Symbian OS has a microkernel architecture, which means that the minimum necessary is within the kernel to improve robustness, availability, and responsiveness. It contains a scheduler, memory management, and device drivers, but other services like networking, telephony, or filesystem support are placed in the OS Services Layer or Base Services Layer. The inclusion of device drivers means the kernel is not a true microkernel. The EKA2 real-time kernel has been termed a nanokernel, containing only the most basic primitives and supporting an extended kernel to implement any other abstractions.
Symbian OS is designed to emphasize compatibility with other devices, especially removable media file systems. Early development of EPOC led to adopting FAT as the internal file system and this remains in the Symbian OS but an object-oriented persistence model has been placed over the underlying FAT, providing a POSIX-style interface and a streaming model. The internal data formats rely on using the same API that create the data to run all file manipulations - this has created the problems of data-dependence and associated difficulties with changes and data migration.
There is a large networking and communication subsystem, which has three main servers: ETEL (EPOC telephony), ESOCK (EPOC sockets) and C32 (responsible for serial communication). Each of these has a plug-in scheme. For example ESOCK allows different ".PRT" protocol modules, implementing different types of networking protocol scheme. The subsystem also contains code that pertains to short-range communication links, such as Bluetooth, IrDA and USB.

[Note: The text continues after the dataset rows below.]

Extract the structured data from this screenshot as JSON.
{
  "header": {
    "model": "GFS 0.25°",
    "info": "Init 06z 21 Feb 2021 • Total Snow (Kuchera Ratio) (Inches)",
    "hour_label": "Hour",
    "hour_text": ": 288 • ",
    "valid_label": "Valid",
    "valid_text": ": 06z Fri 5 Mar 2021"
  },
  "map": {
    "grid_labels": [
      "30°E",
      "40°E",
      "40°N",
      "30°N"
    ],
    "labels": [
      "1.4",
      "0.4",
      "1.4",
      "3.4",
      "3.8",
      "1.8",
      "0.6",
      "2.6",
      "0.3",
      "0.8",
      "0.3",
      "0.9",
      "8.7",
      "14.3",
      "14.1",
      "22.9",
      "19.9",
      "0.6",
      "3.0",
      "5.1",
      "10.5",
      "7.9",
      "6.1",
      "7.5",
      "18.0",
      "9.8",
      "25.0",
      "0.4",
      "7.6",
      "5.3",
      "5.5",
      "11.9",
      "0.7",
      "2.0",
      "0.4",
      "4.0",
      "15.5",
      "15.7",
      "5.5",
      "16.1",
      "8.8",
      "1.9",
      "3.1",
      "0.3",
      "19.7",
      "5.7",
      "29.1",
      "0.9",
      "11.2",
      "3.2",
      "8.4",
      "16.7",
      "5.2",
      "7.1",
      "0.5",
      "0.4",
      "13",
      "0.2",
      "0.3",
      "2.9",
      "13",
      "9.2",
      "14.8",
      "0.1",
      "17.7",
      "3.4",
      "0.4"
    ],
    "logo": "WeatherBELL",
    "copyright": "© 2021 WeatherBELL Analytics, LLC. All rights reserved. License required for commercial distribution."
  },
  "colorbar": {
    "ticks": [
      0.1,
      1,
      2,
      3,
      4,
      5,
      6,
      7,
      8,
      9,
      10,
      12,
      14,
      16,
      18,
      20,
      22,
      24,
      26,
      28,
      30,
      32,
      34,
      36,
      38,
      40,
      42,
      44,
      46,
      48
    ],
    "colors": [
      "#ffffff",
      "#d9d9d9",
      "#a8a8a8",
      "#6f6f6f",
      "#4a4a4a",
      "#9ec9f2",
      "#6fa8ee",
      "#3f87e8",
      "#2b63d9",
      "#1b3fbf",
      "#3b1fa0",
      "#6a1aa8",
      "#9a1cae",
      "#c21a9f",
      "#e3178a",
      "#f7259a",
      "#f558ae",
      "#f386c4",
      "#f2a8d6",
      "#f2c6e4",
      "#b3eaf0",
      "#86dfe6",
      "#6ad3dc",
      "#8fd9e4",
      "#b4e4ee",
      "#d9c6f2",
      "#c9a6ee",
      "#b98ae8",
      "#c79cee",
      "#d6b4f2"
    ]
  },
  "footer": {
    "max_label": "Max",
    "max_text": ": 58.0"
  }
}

There is also a large volume of user interface (UI) Code. Only the base classes and substructure are contained in Symbian OS, while most of the actual user interfaces are maintained by third parties. This component is known as UIKON. The OS also contains the graphics, text layout, and font rendering libraries.
All Symbian applications are built up from three classes defined by the application architecture: an application class, a document class, and an application user interface class. These classes create the fundamental application behaviour. The remaining required functions, the application view, data model, and data interface, are created independently and interact solely through their APIs with the other classes. UIQ and S60 both extend this approach, in two different ways.
Many other things do not yet fit into this model – for example, SyncML, Java ME providing another set of APIs on top of most of the OS and multimedia. Many of these are frameworks, and vendors are expected to supply plug-ins to these frameworks from third parties (for example, Helix player for multimedia codecs). This has the advantage that the APIs to such areas of functionality are the same on many phone models, and that vendors get a lot of flexibility. But it means that phone vendors need to do a great deal of integration work to make a Symbian OS phone.
Symbian OS device manufacturers also get supplied with an example user-interface layer called "TechView". It provides a basis to start customisation and is also the environment in which much Symbian OS test code and example code runs. It is very similar to the user interface from a Psion Series 5 personal organiser, so it is not used for any given phone user interface.